Following the publication of our March 21 article about Soapy’s off-grid, sun-powered hygiene stations to improve child health in India, CEO Max Simonovsky started noticing higher traffic on the social-impact startup’s website.

And that was only the beginning.

“Since your wonderful article was published we are receiving feedback and inquiries from all over the world — Liberia, Nigeria, US, Haiti, India, Mexico, Uganda, Ethiopia, Israel and much more,” he tells ISRAEL21c.

“The article was shared by 3,000 people on Facebook and then shared again and again on Facebook and Twitter. The Embassy of Israel in India tweeted the story and shared it on their Facebook page too. So we had a lot of people approaching us. I can’t even explain how much it means to me personally and to Soapy’s team.”

Founded in 2017, Soapy designed self-sustaining hygiene stations with a smart system that produces an accurate dose of soap mixed with water pulled directly from the atmosphere for every approaching hand-washer automatically.
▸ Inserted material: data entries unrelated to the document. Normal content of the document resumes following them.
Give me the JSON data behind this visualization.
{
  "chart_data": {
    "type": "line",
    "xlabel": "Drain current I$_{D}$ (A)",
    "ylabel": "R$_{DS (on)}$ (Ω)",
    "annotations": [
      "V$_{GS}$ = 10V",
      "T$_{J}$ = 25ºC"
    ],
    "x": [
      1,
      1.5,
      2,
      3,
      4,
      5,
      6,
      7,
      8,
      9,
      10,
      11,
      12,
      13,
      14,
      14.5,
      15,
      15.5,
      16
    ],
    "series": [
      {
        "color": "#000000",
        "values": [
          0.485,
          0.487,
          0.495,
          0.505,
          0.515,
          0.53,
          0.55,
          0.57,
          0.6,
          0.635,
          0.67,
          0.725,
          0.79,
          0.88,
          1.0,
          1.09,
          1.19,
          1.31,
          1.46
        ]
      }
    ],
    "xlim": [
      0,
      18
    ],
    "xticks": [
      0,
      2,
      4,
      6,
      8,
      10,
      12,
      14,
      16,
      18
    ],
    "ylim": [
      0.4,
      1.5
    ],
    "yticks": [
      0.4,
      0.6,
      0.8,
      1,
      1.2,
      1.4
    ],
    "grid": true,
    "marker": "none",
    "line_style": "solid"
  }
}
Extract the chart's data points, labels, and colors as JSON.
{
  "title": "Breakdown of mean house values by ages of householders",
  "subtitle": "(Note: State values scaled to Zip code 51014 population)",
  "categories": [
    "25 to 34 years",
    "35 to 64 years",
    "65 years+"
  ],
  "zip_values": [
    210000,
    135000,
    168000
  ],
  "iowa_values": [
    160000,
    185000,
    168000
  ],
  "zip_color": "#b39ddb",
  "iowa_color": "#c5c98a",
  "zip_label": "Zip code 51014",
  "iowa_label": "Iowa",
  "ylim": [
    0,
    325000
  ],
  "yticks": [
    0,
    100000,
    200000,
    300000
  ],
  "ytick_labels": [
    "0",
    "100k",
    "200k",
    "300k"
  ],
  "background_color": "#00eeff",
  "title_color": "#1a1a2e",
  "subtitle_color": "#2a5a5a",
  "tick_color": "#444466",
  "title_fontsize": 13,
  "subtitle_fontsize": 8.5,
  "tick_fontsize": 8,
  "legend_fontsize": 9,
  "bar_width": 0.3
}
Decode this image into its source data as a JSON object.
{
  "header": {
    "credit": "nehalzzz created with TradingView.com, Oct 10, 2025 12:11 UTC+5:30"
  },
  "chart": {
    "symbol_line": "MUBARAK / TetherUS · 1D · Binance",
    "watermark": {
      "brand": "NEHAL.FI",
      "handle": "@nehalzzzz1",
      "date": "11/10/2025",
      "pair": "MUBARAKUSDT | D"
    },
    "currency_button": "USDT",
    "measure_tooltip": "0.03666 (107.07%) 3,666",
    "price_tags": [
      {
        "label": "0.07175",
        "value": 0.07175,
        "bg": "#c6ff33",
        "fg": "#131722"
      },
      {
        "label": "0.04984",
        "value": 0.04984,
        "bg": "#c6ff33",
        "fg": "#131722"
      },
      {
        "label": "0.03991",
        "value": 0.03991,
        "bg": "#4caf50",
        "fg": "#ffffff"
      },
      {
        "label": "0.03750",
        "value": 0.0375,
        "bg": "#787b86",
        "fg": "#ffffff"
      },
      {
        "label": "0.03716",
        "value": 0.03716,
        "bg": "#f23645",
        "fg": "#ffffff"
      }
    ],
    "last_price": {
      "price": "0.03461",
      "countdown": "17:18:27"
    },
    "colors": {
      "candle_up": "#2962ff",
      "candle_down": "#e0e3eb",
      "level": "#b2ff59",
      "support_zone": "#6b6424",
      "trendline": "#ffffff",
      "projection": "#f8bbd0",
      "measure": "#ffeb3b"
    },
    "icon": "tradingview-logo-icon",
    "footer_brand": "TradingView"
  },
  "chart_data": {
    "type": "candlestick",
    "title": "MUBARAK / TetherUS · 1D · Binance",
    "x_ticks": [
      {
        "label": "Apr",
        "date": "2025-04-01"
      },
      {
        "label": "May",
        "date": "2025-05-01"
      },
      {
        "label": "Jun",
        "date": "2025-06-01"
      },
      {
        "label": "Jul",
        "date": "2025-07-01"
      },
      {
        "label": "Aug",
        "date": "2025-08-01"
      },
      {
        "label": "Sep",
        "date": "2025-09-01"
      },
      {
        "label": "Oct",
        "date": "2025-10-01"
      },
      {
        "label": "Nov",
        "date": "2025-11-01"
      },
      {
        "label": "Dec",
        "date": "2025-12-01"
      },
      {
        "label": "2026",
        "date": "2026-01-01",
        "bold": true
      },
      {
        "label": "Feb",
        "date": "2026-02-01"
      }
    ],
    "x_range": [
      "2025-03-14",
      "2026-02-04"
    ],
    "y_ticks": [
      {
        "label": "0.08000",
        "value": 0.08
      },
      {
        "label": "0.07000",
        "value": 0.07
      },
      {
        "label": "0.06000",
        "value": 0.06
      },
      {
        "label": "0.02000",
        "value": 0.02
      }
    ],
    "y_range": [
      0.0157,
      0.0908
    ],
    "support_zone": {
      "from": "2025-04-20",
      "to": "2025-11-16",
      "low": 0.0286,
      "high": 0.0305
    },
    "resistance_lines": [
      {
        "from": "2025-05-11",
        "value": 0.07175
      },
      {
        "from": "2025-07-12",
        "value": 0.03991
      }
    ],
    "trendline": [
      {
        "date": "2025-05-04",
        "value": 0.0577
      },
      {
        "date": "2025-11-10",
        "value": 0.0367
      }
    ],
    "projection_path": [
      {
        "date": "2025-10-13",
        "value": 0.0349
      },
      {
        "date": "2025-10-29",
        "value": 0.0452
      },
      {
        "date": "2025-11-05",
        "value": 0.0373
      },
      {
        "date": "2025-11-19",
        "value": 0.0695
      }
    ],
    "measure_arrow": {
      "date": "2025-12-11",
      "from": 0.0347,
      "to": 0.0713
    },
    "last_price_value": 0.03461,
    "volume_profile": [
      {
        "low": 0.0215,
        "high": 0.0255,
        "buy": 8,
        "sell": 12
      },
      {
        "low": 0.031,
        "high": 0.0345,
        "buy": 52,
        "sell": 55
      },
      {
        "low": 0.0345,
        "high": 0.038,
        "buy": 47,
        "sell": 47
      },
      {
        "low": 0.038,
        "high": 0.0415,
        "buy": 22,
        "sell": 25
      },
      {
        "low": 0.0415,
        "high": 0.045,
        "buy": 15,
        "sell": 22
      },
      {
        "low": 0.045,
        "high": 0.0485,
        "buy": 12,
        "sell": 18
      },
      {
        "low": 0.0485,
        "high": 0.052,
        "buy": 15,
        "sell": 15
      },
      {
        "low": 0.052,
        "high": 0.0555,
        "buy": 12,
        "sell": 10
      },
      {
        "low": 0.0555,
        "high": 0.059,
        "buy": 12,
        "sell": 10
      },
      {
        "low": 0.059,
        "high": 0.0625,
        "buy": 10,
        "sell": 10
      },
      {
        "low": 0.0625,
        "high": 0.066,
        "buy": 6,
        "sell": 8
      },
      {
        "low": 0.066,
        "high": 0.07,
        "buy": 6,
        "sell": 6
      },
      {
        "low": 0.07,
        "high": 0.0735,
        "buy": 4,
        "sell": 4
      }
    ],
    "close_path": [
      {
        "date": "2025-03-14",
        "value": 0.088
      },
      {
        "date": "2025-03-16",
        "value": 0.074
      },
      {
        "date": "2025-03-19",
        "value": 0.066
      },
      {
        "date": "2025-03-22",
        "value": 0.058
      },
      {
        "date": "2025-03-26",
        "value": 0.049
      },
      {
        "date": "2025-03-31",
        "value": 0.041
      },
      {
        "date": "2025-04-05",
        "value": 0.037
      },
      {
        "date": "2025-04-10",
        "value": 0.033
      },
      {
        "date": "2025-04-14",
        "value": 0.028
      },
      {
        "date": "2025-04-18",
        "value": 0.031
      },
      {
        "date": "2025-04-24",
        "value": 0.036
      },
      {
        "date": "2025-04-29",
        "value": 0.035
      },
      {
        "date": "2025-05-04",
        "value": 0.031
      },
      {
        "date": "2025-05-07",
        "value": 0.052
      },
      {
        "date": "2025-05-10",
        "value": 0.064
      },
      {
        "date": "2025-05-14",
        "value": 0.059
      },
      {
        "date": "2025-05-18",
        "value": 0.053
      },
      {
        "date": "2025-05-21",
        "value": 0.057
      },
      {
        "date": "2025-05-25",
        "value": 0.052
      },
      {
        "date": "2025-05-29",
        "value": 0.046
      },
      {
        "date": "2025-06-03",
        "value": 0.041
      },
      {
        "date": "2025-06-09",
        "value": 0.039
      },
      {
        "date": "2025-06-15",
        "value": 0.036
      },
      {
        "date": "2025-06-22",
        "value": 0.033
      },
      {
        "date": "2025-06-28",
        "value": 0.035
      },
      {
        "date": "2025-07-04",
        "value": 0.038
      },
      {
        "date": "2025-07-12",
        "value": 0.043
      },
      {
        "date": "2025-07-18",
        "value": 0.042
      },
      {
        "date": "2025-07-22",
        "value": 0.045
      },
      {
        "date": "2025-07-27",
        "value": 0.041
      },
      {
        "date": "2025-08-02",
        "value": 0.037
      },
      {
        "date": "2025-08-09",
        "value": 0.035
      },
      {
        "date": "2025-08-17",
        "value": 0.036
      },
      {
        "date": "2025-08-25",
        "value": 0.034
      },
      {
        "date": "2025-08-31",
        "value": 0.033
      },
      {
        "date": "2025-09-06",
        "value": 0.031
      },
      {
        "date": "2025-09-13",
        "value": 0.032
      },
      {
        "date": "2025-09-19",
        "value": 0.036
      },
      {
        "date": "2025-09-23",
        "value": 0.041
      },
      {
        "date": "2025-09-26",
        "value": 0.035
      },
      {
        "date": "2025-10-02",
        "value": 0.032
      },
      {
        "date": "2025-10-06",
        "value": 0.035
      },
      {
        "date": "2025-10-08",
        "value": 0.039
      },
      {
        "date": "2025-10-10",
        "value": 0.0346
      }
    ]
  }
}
Local stakeholders partner with the Israeli startup to install the units in community centers, clinics or schools and develop educational programs to encourage handwashing. Each community pays a token fee to the partnering NGO or other franchise to cover maintenance and consumables.

The first Soapy Stations in India were set up through Swasti Health Catalyst, a nonprofit that implements social innovations to ensure health and wellbeing of marginalized Indian communities.

Among the inquiries Simonovsky received as a result of the ISRAEL21c article was one from the chairman of a church in Haiti that supports 400 children. Another came from someone looking for partnership opportunities in Nigeria.

Several American NGOs that operate in developing countries and in refugee camps also contacted Soapy.

“We can really track that it all started with your publication,” says Simonovsky, who is fielding requests from the Israeli media for interviews.

Now it’s a matter of building the capacity to meet the demand generated by the article.

“We are doing a seed round, looking for investors or anyone who wants to support what we are doing in order to scale up and extend Soapy’s reach everywhere we can. We see a lot of people need this product but to make it happen we need outside funding,” says Simonovsky.